1. Alle Medienhäuser stehen unter Druck. Diskussionen, welche Geschäftsmodelle jetzt Geld bringen und welche nicht, sind in solchen Zeiten normal. Und da schneidet das Internet auch nach zwei guten Jahren leider immer noch nicht gut genug ab. Fast alle Verlage haben ihre Online-Redaktionen aufgerüstet, um den Nutzern ins Netz zu folgen. Das ist auch richtig so, wenn man als Medium auf Dauer wahrgenommen werden möchte. Bis zum vergangenen Jahr entwickelte sich auch die Werbung auf den Seiten gut. In diesem Jahr haben die werbetreibenden Unternehmen aber schon früh begonnen, immer mehr Online-Werbegeld in Richtung Performance-Marketing (also meist Google) umzuschichten. Kein Verlagsvermarkter hat seine Ziele in diesem Jahr erfüllt. Das war schon vor der Krise deutlich zu erkennen und wird jetzt natürlich noch einmal verschärft (-> Werbeflaute erfasst das Internet). Die Folge ist eine gewisse Ratlosigkeit in der Verlagswelt, wie sie im Netz mit Premuim-Werbeumfeldern Geld verdienen können. Daneben setzt sich die Erkenntnis durch, dass der gesamte Werbeumsatz im Internet a) wohl geringer ist als in der alten Print-Welt und b) sich zudem auf viel mehr Unternehmen verteilt. Das bedeutet nichts weniger, als dass das Internet zumindest im Moment nicht annähernd in der Lage ist, angefallene oder zu erwartende Rückgänge im Printgeschäft zu kompensieren. (-> Das Internet gleicht Verluste der Medien im Stammgeschäft nicht aus). Die verkürzte, aber griffige Schlussfolgerung in vielen Verlagsfluren lautet zurzeit daher: „Im Internet lässt sich kein Geld verdienen”. Und wenn dann Sparrunden anlaufen, ist im Verteilungskampf die Diskussion „Print versus Online” sofort wieder da. Der „Clash of Cultures” bricht also gerade erst wieder auf. Öffentlich beim Handelsblatt, intern in vielen anderen Redaktionen. Und solange die Online-Geschäftsmodelle der Verlage im Netz nicht die gewünschten Erfolge bringen, wird diese Diskussion weitergeführt.

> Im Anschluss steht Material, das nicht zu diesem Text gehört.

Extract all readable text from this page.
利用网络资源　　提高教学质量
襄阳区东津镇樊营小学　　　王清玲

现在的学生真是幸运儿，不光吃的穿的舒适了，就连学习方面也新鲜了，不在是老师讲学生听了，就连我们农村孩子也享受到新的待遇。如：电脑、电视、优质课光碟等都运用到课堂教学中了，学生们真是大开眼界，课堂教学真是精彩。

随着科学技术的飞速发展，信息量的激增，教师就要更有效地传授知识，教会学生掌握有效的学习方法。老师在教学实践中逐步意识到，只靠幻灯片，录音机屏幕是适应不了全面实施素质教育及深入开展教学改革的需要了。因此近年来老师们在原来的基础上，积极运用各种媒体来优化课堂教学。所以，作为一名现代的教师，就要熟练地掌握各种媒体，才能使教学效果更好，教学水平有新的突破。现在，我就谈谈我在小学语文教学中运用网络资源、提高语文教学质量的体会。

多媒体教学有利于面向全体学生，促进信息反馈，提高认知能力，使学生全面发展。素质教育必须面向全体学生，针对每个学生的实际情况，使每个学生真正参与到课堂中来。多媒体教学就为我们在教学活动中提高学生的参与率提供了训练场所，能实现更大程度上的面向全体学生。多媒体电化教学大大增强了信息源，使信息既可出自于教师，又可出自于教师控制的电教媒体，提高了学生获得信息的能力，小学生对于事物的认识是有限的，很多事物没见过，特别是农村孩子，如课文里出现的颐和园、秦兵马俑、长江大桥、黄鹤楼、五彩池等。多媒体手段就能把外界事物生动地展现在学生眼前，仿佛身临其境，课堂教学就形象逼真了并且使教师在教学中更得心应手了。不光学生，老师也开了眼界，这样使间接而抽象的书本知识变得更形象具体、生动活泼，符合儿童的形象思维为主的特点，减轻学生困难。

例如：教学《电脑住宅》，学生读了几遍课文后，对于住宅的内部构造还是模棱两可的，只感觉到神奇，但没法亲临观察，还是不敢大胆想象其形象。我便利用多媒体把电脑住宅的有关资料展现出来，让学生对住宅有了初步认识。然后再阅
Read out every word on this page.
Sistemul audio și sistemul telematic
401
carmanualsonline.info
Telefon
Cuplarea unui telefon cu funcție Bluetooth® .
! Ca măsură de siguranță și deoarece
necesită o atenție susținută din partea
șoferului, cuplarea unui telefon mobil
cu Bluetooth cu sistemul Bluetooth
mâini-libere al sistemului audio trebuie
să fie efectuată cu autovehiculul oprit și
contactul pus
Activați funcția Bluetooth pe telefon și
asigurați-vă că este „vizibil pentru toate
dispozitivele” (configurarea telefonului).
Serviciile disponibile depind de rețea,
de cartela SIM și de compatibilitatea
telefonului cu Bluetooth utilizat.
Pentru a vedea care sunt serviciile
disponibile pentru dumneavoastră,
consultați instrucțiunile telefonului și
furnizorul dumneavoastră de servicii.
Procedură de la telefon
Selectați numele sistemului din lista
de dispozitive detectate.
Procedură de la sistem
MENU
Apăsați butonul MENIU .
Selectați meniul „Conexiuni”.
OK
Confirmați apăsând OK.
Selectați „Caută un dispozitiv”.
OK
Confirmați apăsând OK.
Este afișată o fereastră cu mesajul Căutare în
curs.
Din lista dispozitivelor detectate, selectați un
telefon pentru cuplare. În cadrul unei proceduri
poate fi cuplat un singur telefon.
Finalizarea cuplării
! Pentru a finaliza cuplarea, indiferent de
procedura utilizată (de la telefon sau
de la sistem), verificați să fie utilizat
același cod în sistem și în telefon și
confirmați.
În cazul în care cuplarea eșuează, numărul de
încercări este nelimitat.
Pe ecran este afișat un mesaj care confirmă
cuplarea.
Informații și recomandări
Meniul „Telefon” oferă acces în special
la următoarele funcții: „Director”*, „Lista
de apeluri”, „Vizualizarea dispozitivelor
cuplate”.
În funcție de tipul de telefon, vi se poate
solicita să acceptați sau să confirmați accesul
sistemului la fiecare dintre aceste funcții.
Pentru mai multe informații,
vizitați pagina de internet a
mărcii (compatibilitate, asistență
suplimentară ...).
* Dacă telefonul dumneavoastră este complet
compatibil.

2. Nur vor diesem Hintergrund ist die Diskussion zu verstehen, wie sehr Journalisten Onliner sein müssen. Wenn Online kein Geld bringt, dann müssen Journalisten auch keine Onliner sein, lautet die ebenso griffige wie falsche Schlussfolgerung. Falsch deshalb, weil die Mediennutzung sich so eindeutig in Richtung Internet verlagert, dass man als Journalist im Netz präsent sein muss (-> Das Internet wird zum Leitmedium). Die beiden Grafiken, die auf Allensbach-Daten basieren, sprechen für sich:
3. Die Frage ist natürlich, in welcher Form sich Journalisten im Netz bewegen sollten. Auf den Webseiten der Verlage auf jeden Fall, wenn man auch junge Menschen erreichen will. Für immer mehr Internetnutzer gilt: Nur was bei Google gefunden wird, existiert auch (-> Wie Verlage ihre Artikel für Google optimieren). Muss ein Journalist aber auch bloggen und twittern, ständig seine Statusmeldungen auf Facebook oder Xing aktualisieren, ganz und gar in die Web-2.0-Welt abtauchen? Sicher nicht. Aber aus meiner Erfahrung gibt es einige Dinge, die wirklich etwas bringen. Zum Beispiel ein Blog. Nach 18 Monaten Erfahrung als „Netzökonom” sind mir drei Dinge positiv aufgefallen: Erstens hat die Loslösung von festen Formaten (und Formatierungen) Quantität und hoffentlich auch die Qualität der journalistischen Arbeit erhöht, weil sich Geschichten in einem Blog eben anders erzählen lassen. Zweitens führt die Vernetzung im Web 2.0 neue Leser an die Marke FAZ heran, die wir sonst vielleicht nicht (mehr) erreicht hätten. Und per RSS-Feed lässt sich drittens sogar so etwas wie eine Leser-Web-Bindung herstellen. Daneben sind Blogs für mein Berichtsthema (das gilt sicher nicht für andere Themen gleichermaßen) zu einer wichtigen Informationsquelle geworden. Techcrunch oder Silicon Alley Insider stehen in meiner Prioritätenliste weit oben, weil sie – im Gegensatz zu vielen deutschen Blogs – echte Informationen und nicht nur Meinungen liefern. (Und wer als Journalist keine RSS-Feeds nutzt, um den Überblick über die vielen Quellen zu behalten, ist selber schuld. -> RSS-Feeds sind genial, werden aber kaum genutzt). Leuten wie Michael Arrington folge ich auch per Twitter. Weil er Twitter als reinen Informationskanal nutzt. Und nicht, wie es in Deutschland leider oft vorkommt, berufliche und private Dinge vermischt, dabei Lesenswertes mit Belanglosigkeiten übertüncht. Ich möchte per Twitter aber eigentlich nicht die Web-2.0-Welt an meinem Leben teilhaben lassen, überlege mir aber, ob es Bedarf an einem Twitter-Feed über die Internet-Wirtschaft gibt. Es gibt also einige gute Gründe für die Nutzung des Web 2.0 im Journalismus. Und keinen Grund, nicht das Beste aus beiden Welten zu vereinen.
Links:
- -> Informationsverhalten: Das Internet nimmt klassischen Medien rapide Marktanteile ab
- -> Das Internet setzt sich als Informationsmedium durch
- -> Intensivleser gehen ins Internet
- -> Internet gleicht Verluste der Medien im Stammgeschäft nicht aus
- -> Online-Werbeeinnahmen der amerikanischen Zeitungen sinken zum ersten Mal
- -> Wie die Suchergebnisse von Google zustande kommen
Downloads:
- Allensbach: Mediennutzung gestern – heute – morgen (PDF)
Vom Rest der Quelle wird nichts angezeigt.